Трагедия Холокоста воспринималась евреями иначе, нежели представителями других этнических групп. Еврей в Красной Армии вынужден был постоянно доказывать свою «полноценность» как патриота и бесстрашного бойца, а также становился жертвой стереотипов: если некий еврей проявил недобросовестность, допускал служебное нарушение, был уличен в воровстве, неисполнительности, трусости или неопрятности в быту, то окружающие немедленно переносили это на всех евреев. Многие евреи, лишенные традиции, оторванные от религии, не знавшие языка идиш (или отказавшиеся от него), искренне считали себя советскими людьми. В то же время государство и их соседи, друзья, знакомые, сослуживцы, однополчане продолжали считать их евреями. В годы войны набиравший силу в Советском Союзе государственный антисемитизм, подкрепленный бытовым антисемитизмом как в тылу, так и на фронте, делал еврейское население в значительной степени уязвимым.

Старший сержант Георгий Яковлевич (Зорик) Эпштейн в переписке с родителями неоднократно касался этой темы. Юноша требовал отправки на фронт, в чем ему неоднократно отказывали. Весной 1942 г. он сообщал, что был включен в маршевую роту для отправки на фронт, но вместо этого направлен в Бухару, где формировалась новая воинская часть: «Вот обида! Я в своем полку считался лучшим пулеметчиком, на маневрах мне доверяли быть командиром пулеметного взвода. На фронте, увидите, я стану командиром роты! Сюда приехал из-за нехватки командиров. Ненавижу свою национальность <…> сколько бы пользы принес»[302]. Летом 1942 г. Зорик получил очередной отказ и был очень огорчен, «узнал несчастье своей национальности»[303]. Наконец мечта юноши сбылась, летом 1943 г. Эпштейн писал: «У нас здесь наступление. “Фриц” уходит, но бои жаркие. Я жив, здоров, шныряю на своем броневике в разведку. Мы ходим впереди всей группировки, заскакиваем немцам в тыл, наносим панику и целехонькие приезжаем назад»[304]. И снова Зорик возвращался к наболевшей теме, которая не давала ему покоя: «Самым тяжелым разочарованием было понимание, что некоторая национальность – паразит. Я ненавижу свою национальность. Мне стыдно за нее»[305]. Осенью 1943 г., после очередного ранения, Зорик Эпштейн сообщал своим родным, что раны его заживают и скоро опять предстоит ехать на фронт: «У меня три золотые и четыре красные полоски[306], наверное, будут еще – вот оправдание моей жизни и национальности»[307].
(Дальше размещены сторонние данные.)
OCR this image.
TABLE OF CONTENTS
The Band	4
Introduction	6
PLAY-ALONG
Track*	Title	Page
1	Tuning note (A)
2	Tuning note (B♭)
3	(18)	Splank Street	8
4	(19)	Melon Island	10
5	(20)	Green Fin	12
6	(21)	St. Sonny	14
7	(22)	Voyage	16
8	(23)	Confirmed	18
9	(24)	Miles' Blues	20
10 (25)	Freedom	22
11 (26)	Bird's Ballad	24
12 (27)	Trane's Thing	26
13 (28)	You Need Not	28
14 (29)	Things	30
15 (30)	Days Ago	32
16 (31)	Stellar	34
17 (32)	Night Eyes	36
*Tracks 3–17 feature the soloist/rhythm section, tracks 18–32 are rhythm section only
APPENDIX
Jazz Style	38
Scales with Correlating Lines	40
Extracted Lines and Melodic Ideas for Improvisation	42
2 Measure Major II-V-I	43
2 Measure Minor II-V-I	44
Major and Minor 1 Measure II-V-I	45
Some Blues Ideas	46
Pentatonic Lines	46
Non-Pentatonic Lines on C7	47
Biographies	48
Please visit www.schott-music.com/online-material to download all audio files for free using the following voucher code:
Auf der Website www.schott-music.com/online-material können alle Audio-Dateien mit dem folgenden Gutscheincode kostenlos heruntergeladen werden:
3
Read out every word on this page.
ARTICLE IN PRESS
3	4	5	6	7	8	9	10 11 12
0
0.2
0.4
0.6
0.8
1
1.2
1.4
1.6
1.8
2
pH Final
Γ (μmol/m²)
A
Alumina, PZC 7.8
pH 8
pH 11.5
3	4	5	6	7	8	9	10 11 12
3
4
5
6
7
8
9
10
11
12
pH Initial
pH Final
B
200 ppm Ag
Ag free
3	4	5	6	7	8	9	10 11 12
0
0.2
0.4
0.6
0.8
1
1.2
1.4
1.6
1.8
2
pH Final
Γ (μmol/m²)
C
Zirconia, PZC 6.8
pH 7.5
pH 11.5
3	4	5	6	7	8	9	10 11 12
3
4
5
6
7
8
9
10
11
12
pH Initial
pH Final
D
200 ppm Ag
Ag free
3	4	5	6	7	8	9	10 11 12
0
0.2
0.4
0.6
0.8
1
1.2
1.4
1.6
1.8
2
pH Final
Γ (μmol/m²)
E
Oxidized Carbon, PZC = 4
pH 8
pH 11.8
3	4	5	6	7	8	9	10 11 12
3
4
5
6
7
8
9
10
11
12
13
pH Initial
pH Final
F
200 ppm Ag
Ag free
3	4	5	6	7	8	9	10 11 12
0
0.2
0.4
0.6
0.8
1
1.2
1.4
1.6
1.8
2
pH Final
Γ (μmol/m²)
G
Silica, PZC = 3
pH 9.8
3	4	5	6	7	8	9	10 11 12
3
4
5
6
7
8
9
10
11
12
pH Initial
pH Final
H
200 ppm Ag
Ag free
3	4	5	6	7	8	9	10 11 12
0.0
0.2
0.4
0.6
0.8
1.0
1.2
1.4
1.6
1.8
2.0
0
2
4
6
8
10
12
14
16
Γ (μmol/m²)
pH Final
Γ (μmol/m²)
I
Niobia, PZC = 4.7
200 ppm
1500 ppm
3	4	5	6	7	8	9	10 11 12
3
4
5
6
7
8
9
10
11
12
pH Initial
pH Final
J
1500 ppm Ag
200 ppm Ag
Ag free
Если об избиении евреев нацистами солдаты Красной Армии писали открыто, то об антисемитизме, исходившем от советских властей и советских солдат и офицеров, рядовых граждан, – с большой оглядкой. В этом отношении показательны записи, которые вносил в дневник военный корреспондент газеты «Правда» Михаил Адольфович Печерский[308]. Этот документ подкупает своей искренностью. Многие его страницы проникнуты трагическим лиризмом. В литературном отношении дневник Михаила Адольфовича напоминает «Разные дни войны» Константина Симонова[309]. Обращает на себя внимание смелость и откровенность изложения событий. Автор не боялся критиковать и давал нелестные характеристики собственным начальникам и коллегам, называл недостатки, искал причины неудач и при этом сам оставался достаточно самокритичным. Вместе с тем официальные публикации фронтовой печати Печерского не шли ни в какое сравнение с его личными записями. Внутренний цензор автора требовал отвечать заданным стандартам советской публицистики. Разница между дневниковыми записями и публикациями в газетах у Печерского настолько велика, что трудно представить, что это писал один и тот же человек. В дневнике все, что касалось советского антисемитизма, Михаил Адольфович зашифровывал, оставляя для памяти только замечания общего характера: «Разговор об антисемитизме. Факты, факты… Тяжело». «Город Щучин. Заняли его 12 июля 1944 г. Рассказ Суздаля о семилетней девочке-еврейке, просидевшей три года в подвале у польского крестьянина. У девочки спрашивают, где бы она хотела теперь жить? Там, где люди добрые». «Рассказ Суздаля о гетто – Виленском, Варшавском и т. д.», «Чаусы – моя родина. Точнее – крохотный еврейский хуторок Вилейка в 3–4 км от Чаус»[310]. И ни слова о евреях, родных и знакомых, которые были поголовно уничтожены нацистами.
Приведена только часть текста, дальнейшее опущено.